The department’s In-Canada Workers Initiative has already admitted 7,000 of a targeted 20,000 workers as permanent residents in 2026, reaching 35% of the annual goal by the end of April.
Most of these applicants are coming through the Provincial Nominee Program, the Atlantic Immigration Program, the Rural Community Immigration Pilot, and the Francophone Community Immigration Pilot.
Temporary residence applicants are in the strongest position they have been in since at least early 2025, with 64% of files now within service standards and the backlog share continuing to shrink.
Permanent residence applicants face the most challenging environment, with the backlog exceeding 54% and total PR inventory still above 1 million.
Applicants who submitted Express Entry or PNP applications in late 2025 or early 2026 should prepare for processing timelines that may exceed IRCC’s published service standards.
Citizenship applicants have the best odds of timely processing, with 77% of applications within service standards, though the recent surge in citizenship certificate queues suggests some localized delays may be emerging.
The 2027–2029 Immigration Levels Plan consultations closed on June 14, and the targets set in the upcoming plan will shape how quickly IRCC clears the permanent residence inventory in the years ahead.
Meanwhile, temporary residents currently in Canada should note that more than half of all new permanent residents are now coming from within the existing temporary population, making programs like Express Entry CEC draws and provincial nominations the most relevant pathways for those already in the country.
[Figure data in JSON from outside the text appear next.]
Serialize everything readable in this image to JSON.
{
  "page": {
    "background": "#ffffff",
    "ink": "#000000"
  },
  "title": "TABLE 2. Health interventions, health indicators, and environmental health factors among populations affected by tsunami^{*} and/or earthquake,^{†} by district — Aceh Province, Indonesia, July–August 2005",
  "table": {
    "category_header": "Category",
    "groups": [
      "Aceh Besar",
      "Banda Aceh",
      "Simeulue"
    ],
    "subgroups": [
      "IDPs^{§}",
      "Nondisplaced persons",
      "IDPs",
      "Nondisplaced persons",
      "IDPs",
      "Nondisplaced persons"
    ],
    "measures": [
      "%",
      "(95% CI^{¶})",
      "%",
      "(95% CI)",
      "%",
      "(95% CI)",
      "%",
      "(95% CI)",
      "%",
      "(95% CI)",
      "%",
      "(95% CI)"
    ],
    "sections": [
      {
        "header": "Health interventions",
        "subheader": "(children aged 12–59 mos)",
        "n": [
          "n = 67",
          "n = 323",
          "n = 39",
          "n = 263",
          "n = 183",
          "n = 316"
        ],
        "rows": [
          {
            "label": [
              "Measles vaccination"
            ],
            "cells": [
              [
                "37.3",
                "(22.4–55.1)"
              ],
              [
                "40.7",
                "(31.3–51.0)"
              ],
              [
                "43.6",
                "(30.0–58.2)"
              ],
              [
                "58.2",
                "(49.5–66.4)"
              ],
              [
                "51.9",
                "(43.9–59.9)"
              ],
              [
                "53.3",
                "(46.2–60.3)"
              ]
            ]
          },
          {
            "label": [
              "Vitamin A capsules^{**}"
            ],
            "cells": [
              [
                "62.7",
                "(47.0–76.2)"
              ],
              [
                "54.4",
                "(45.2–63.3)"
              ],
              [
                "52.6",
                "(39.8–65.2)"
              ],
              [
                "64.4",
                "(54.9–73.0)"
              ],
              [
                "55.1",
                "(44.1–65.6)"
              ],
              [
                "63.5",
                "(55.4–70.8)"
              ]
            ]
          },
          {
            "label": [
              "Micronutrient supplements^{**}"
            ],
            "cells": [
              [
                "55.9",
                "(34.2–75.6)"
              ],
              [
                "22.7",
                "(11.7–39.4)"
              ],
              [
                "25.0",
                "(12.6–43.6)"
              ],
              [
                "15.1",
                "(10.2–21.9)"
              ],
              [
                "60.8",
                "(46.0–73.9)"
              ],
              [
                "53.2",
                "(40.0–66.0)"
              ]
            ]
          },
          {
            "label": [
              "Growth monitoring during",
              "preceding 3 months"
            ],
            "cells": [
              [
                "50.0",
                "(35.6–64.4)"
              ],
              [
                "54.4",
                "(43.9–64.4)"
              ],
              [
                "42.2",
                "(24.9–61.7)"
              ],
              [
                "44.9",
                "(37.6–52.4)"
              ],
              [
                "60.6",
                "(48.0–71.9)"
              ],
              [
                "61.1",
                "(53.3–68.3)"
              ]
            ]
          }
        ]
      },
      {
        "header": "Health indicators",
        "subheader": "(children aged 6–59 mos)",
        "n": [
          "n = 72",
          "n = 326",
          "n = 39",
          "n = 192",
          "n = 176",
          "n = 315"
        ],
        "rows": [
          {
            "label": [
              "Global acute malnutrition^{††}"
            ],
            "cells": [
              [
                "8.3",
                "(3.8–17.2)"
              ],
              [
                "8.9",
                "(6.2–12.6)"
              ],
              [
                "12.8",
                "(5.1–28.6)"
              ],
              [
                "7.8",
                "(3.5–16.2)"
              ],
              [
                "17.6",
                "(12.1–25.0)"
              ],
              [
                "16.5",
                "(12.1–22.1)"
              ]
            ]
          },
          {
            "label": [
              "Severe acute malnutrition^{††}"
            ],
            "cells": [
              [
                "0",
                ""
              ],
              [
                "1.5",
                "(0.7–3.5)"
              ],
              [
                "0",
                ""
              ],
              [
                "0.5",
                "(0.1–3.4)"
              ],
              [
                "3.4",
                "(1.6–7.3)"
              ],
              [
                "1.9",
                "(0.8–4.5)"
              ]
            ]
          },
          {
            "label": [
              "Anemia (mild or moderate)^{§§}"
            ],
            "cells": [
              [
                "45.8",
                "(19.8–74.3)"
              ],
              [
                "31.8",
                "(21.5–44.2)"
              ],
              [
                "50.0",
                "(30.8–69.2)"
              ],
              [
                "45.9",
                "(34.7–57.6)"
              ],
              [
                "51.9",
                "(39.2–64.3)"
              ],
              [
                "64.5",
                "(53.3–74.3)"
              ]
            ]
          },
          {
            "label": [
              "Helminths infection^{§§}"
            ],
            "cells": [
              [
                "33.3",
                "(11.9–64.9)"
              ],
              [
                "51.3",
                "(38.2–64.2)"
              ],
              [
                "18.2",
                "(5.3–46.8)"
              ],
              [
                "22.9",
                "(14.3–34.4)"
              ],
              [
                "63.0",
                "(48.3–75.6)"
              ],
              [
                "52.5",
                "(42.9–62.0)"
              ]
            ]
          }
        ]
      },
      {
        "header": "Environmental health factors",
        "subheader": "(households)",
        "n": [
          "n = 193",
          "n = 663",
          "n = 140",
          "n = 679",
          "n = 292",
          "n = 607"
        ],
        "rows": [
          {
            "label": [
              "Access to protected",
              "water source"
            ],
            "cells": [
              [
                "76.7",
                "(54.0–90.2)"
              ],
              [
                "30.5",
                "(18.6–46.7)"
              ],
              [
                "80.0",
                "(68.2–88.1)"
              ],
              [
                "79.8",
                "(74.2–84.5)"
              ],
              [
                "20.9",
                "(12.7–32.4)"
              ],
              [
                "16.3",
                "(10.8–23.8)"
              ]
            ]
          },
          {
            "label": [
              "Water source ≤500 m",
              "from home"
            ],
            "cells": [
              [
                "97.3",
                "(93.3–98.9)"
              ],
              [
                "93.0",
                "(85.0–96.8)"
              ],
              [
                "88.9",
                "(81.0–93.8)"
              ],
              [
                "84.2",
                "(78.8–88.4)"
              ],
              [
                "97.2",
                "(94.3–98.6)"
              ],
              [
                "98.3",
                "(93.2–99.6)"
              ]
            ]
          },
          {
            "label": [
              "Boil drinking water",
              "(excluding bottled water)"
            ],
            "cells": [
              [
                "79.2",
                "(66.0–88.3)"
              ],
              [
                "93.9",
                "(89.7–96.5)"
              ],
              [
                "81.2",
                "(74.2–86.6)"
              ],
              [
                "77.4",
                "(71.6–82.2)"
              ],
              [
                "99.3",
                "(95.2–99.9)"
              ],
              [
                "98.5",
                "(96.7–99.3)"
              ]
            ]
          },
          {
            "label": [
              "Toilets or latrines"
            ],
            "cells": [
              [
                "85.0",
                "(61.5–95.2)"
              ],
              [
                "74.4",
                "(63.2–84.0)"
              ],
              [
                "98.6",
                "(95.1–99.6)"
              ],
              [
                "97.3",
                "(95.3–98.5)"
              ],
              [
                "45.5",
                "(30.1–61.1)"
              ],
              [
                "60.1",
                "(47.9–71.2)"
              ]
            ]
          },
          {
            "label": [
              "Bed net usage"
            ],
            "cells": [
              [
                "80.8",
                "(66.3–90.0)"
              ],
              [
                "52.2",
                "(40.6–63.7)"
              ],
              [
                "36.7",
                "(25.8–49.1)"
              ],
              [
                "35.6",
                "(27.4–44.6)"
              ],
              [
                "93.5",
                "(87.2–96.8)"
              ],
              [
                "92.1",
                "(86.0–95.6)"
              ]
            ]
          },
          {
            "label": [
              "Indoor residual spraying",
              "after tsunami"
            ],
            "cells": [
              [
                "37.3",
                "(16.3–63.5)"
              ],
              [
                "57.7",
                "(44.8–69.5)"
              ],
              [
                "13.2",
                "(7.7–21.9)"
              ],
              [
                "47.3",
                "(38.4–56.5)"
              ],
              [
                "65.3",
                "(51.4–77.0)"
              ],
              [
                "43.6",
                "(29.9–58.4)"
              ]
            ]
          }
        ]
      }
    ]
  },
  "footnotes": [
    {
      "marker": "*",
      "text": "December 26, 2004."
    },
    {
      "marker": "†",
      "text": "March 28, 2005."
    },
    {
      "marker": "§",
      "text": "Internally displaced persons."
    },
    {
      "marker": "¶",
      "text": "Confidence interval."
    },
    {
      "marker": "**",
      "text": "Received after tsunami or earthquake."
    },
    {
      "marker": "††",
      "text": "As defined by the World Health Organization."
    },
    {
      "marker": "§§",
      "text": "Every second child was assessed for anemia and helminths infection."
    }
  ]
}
Frequently Asked Questions (FAQs)
How many total applications are in Canada’s immigration backlog as of April 2026?
IRCC reports 922,700 applications exceeding service standards as of April 30, 2026, down from 935,000 in March and 990,300 in January. This is the third consecutive monthly decline and the lowest backlog figure recorded in 2026.
Why is the permanent residence backlog still growing even though the overall backlog is falling?
The permanent residence category is absorbing a rising volume of applications from Express Entry, the Provincial Nominee Program, family sponsorship, and humanitarian streams. IRCC set the annual PR target at 380,000 under the 2026–2028 Immigration Levels Plan, but intake continues to outpace processing capacity in the PR stream specifically. The overall decline is being driven by temporary residence, where reduced intake from fewer new arrivals is allowing the backlog to clear faster.
How much have new student and worker arrivals to Canada declined in 2026?
New student arrivals fell 84% between January and April 2026 compared to the same period in 2024, a drop of 83,320 people. Worker arrivals fell 67%, a drop of 116,015. Combined total arrivals dropped 73%, or 199,335 fewer people entering Canada during those four months.
What percentage of new permanent residents were former temporary residents in 2026?
IRCC data shows that 58% of all new permanent residents welcomed between January and April 2026 were former temporary residents already living in Canada, up from 48% in 2025 and 44% in 2024. This reflects IRCC’s strategic shift toward transitioning in-Canada workers and graduates to permanent status through programs like Express Entry, the Provincial Nominee Program, and the In-Canada Workers Initiative.
When will IRCC release the next application inventory update?
IRCC typically updates the application inventory dashboard monthly, with each release reflecting data from one to two months prior. Based on the current release schedule, the next update should contain data for May 2026 and is expected to appear on the IRCC website in July 2026. Applicants can check the official dashboard for the most current figures.
Fact Checked: All data in this article has been verified against the official IRCC application inventory dashboard and the IRCC student and temporary worker statistics page on canada.ca, updated June 16, 2026 with data as of April 30, 2026.
Disclaimer: This article is for informational purposes only and does not constitute legal or immigration advice. Consult a Regulated Canadian Immigration Consultant or licensed immigration lawyer for guidance specific to your situation.